The port's docks are old and need replacing before they fail, a job estimated at around $2.7 billion. The question all along has been who pays, because whatever the government doesn't cover gets passed to Alaskans as shipping surcharges on everything that crosses those docks.
Every federal or state dollar secured for construction, the city says, trims those future surcharges by about $2.50. Mayor Suzanne LaFrance says the settlement, together with state and federal money already in hand, shields Alaskans from as much as $694 million in future surcharges on food and everyday supplies.
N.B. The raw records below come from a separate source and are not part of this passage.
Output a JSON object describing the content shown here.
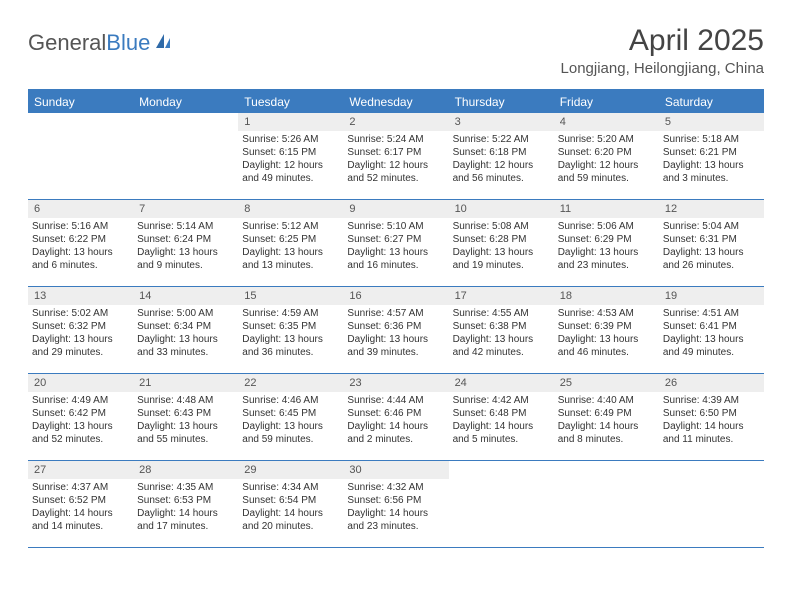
{
  "logo": {
    "text1": "General",
    "text2": "Blue"
  },
  "title": "April 2025",
  "location": "Longjiang, Heilongjiang, China",
  "weekdays": [
    "Sunday",
    "Monday",
    "Tuesday",
    "Wednesday",
    "Thursday",
    "Friday",
    "Saturday"
  ],
  "colors": {
    "header_bg": "#3b7bbf",
    "daynum_bg": "#eeeeee",
    "text": "#333333"
  },
  "weeks": [
    [
      {
        "num": "",
        "lines": []
      },
      {
        "num": "",
        "lines": []
      },
      {
        "num": "1",
        "lines": [
          "Sunrise: 5:26 AM",
          "Sunset: 6:15 PM",
          "Daylight: 12 hours",
          "and 49 minutes."
        ]
      },
      {
        "num": "2",
        "lines": [
          "Sunrise: 5:24 AM",
          "Sunset: 6:17 PM",
          "Daylight: 12 hours",
          "and 52 minutes."
        ]
      },
      {
        "num": "3",
        "lines": [
          "Sunrise: 5:22 AM",
          "Sunset: 6:18 PM",
          "Daylight: 12 hours",
          "and 56 minutes."
        ]
      },
      {
        "num": "4",
        "lines": [
          "Sunrise: 5:20 AM",
          "Sunset: 6:20 PM",
          "Daylight: 12 hours",
          "and 59 minutes."
        ]
      },
      {
        "num": "5",
        "lines": [
          "Sunrise: 5:18 AM",
          "Sunset: 6:21 PM",
          "Daylight: 13 hours",
          "and 3 minutes."
        ]
      }
    ],
    [
      {
        "num": "6",
        "lines": [
          "Sunrise: 5:16 AM",
          "Sunset: 6:22 PM",
          "Daylight: 13 hours",
          "and 6 minutes."
        ]
      },
      {
        "num": "7",
        "lines": [
          "Sunrise: 5:14 AM",
          "Sunset: 6:24 PM",
          "Daylight: 13 hours",
          "and 9 minutes."
        ]
      },
      {
        "num": "8",
        "lines": [
          "Sunrise: 5:12 AM",
          "Sunset: 6:25 PM",
          "Daylight: 13 hours",
          "and 13 minutes."
        ]
      },
      {
        "num": "9",
        "lines": [
          "Sunrise: 5:10 AM",
          "Sunset: 6:27 PM",
          "Daylight: 13 hours",
          "and 16 minutes."
        ]
      },
      {
        "num": "10",
        "lines": [
          "Sunrise: 5:08 AM",
          "Sunset: 6:28 PM",
          "Daylight: 13 hours",
          "and 19 minutes."
        ]
      },
      {
        "num": "11",
        "lines": [
          "Sunrise: 5:06 AM",
          "Sunset: 6:29 PM",
          "Daylight: 13 hours",
          "and 23 minutes."
        ]
      },
      {
        "num": "12",
        "lines": [
          "Sunrise: 5:04 AM",
          "Sunset: 6:31 PM",
          "Daylight: 13 hours",
          "and 26 minutes."
        ]
      }
    ],
    [
      {
        "num": "13",
        "lines": [
          "Sunrise: 5:02 AM",
          "Sunset: 6:32 PM",
          "Daylight: 13 hours",
          "and 29 minutes."
        ]
      },
      {
        "num": "14",
        "lines": [
          "Sunrise: 5:00 AM",
          "Sunset: 6:34 PM",
          "Daylight: 13 hours",
          "and 33 minutes."
        ]
      },
      {
        "num": "15",
        "lines": [
          "Sunrise: 4:59 AM",
          "Sunset: 6:35 PM",
          "Daylight: 13 hours",
          "and 36 minutes."
        ]
      },
      {
        "num": "16",
        "lines": [
          "Sunrise: 4:57 AM",
          "Sunset: 6:36 PM",
          "Daylight: 13 hours",
          "and 39 minutes."
        ]
      },
      {
        "num": "17",
        "lines": [
          "Sunrise: 4:55 AM",
          "Sunset: 6:38 PM",
          "Daylight: 13 hours",
          "and 42 minutes."
        ]
      },
      {
        "num": "18",
        "lines": [
          "Sunrise: 4:53 AM",
          "Sunset: 6:39 PM",
          "Daylight: 13 hours",
          "and 46 minutes."
        ]
      },
      {
        "num": "19",
        "lines": [
          "Sunrise: 4:51 AM",
          "Sunset: 6:41 PM",
          "Daylight: 13 hours",
          "and 49 minutes."
        ]
      }
    ],
    [
      {
        "num": "20",
        "lines": [
          "Sunrise: 4:49 AM",
          "Sunset: 6:42 PM",
          "Daylight: 13 hours",
          "and 52 minutes."
        ]
      },
      {
        "num": "21",
        "lines": [
          "Sunrise: 4:48 AM",
          "Sunset: 6:43 PM",
          "Daylight: 13 hours",
          "and 55 minutes."
        ]
      },
      {
        "num": "22",
        "lines": [
          "Sunrise: 4:46 AM",
          "Sunset: 6:45 PM",
          "Daylight: 13 hours",
          "and 59 minutes."
        ]
      },
      {
        "num": "23",
        "lines": [
          "Sunrise: 4:44 AM",
          "Sunset: 6:46 PM",
          "Daylight: 14 hours",
          "and 2 minutes."
        ]
      },
      {
        "num": "24",
        "lines": [
          "Sunrise: 4:42 AM",
          "Sunset: 6:48 PM",
          "Daylight: 14 hours",
          "and 5 minutes."
        ]
      },
      {
        "num": "25",
        "lines": [
          "Sunrise: 4:40 AM",
          "Sunset: 6:49 PM",
          "Daylight: 14 hours",
          "and 8 minutes."
        ]
      },
      {
        "num": "26",
        "lines": [
          "Sunrise: 4:39 AM",
          "Sunset: 6:50 PM",
          "Daylight: 14 hours",
          "and 11 minutes."
        ]
      }
    ],
    [
      {
        "num": "27",
        "lines": [
          "Sunrise: 4:37 AM",
          "Sunset: 6:52 PM",
          "Daylight: 14 hours",
          "and 14 minutes."
        ]
      },
      {
        "num": "28",
        "lines": [
          "Sunrise: 4:35 AM",
          "Sunset: 6:53 PM",
          "Daylight: 14 hours",
          "and 17 minutes."
        ]
      },
      {
        "num": "29",
        "lines": [
          "Sunrise: 4:34 AM",
          "Sunset: 6:54 PM",
          "Daylight: 14 hours",
          "and 20 minutes."
        ]
      },
      {
        "num": "30",
        "lines": [
          "Sunrise: 4:32 AM",
          "Sunset: 6:56 PM",
          "Daylight: 14 hours",
          "and 23 minutes."
        ]
      },
      {
        "num": "",
        "lines": []
      },
      {
        "num": "",
        "lines": []
      },
      {
        "num": "",
        "lines": []
      }
    ]
  ]
}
The money is, in a sense, the government paying for its own mistake. Back in 2003, the federal Maritime Administration acted as Anchorage's agent to expand the port — and the work didn't meet code. The city sued in 2014, won a large judgment, and Tuesday's deal ends the fight.
Port users had long argued that because the feds botched the original job, Washington should cover more of the rebuild rather than leaving the bill to shippers for decades. The settlement does that in part, though it doesn't erase the surcharges entirely.
The work is already moving: crews have begun driving the first massive steel piles into Cook Inlet for the new Terminal 1, and the settlement money is expected within weeks.